Mavi bavulunu sürükleye sürükleye ikinci perona doğru ağır adımlarla yürüdü. En az kendisi kadar ağır hareket eden yılların yorgunu Kurtalan Ekspresi’ni beklemeye başladı. Veznede, istasyon duvarlarını andıran taşlaşmış kadından Kütahya’ya bir bilet kestirmişti. Biletlere baktı, gülümsedi. Kafasını salladı sonra içindeki durdurulamaz acı ve ayrılık hissini dizginlemeye çalıştı. İstasyonda herkes bir hareketlilik içinde yaklaşan trene binmek için son hazırlıklarını yapıyordu. Kurtalan Ekspresi büyük bir gürültüyle istasyona girdi.

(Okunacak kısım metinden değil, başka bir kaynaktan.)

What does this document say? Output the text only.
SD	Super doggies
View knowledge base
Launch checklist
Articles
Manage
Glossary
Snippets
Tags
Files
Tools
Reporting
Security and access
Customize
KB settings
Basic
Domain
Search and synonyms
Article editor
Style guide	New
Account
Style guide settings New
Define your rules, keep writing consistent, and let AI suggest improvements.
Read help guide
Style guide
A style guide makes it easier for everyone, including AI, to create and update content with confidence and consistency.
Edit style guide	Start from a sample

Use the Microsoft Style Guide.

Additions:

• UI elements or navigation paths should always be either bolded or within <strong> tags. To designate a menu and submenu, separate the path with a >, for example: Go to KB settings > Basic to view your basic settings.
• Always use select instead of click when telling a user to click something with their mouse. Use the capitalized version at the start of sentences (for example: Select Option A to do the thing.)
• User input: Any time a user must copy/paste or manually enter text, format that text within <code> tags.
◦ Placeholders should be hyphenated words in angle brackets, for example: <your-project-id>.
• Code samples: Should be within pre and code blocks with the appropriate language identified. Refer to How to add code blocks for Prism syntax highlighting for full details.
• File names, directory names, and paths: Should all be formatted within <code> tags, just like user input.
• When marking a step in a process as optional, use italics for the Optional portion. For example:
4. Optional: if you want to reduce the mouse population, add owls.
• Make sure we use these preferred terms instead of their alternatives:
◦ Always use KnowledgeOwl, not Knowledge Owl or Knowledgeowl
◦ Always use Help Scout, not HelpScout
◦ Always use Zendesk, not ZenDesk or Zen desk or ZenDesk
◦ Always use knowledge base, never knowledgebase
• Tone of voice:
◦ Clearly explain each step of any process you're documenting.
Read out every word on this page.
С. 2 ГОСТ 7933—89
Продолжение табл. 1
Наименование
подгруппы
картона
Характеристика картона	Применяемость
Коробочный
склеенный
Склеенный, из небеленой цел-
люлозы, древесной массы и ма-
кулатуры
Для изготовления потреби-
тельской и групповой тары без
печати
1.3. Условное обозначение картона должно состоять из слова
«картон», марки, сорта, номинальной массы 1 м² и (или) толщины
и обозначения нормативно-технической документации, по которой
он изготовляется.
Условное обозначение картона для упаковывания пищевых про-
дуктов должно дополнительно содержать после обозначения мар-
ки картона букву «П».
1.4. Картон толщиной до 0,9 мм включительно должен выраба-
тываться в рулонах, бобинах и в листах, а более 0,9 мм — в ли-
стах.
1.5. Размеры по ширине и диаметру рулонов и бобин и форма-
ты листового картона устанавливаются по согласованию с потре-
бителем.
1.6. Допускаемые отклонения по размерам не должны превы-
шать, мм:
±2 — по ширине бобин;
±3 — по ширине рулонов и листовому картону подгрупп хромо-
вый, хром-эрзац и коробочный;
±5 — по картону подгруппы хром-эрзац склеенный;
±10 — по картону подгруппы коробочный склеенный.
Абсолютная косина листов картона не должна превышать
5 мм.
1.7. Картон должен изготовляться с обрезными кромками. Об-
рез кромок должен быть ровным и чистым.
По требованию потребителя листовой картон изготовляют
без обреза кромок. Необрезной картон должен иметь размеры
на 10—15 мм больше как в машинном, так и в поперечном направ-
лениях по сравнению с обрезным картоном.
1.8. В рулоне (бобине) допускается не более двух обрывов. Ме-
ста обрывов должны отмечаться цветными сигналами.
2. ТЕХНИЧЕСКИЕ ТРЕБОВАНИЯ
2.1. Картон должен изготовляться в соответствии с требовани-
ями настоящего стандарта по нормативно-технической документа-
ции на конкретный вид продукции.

Trene binmek için büyük bir yarış başlamıştı. Metin de hiç farkında olmadan o yarışa kendini kaptırdı. Güçlükle trene binebildi ve kendisini bir kompartımana atabilmek için büyük bavulunu sürükleyerek yürümeye başladı.
Kurtalan Ekspresi’nin kimi yerinde paslar oluşmuş, lastikleri pörsümüş eski kompartıman pencerelerinden bakmaya başladı. Yağlı ve yırtık koltukların olduğu bir kompartımandan içeri dalarak karşısındakilere:
-Boş mu burası? dedi.
İçeride yaşlı biçimsiz bir kadın ve kucağında bebeği olan genç bir kadın yan yana oturuyordu.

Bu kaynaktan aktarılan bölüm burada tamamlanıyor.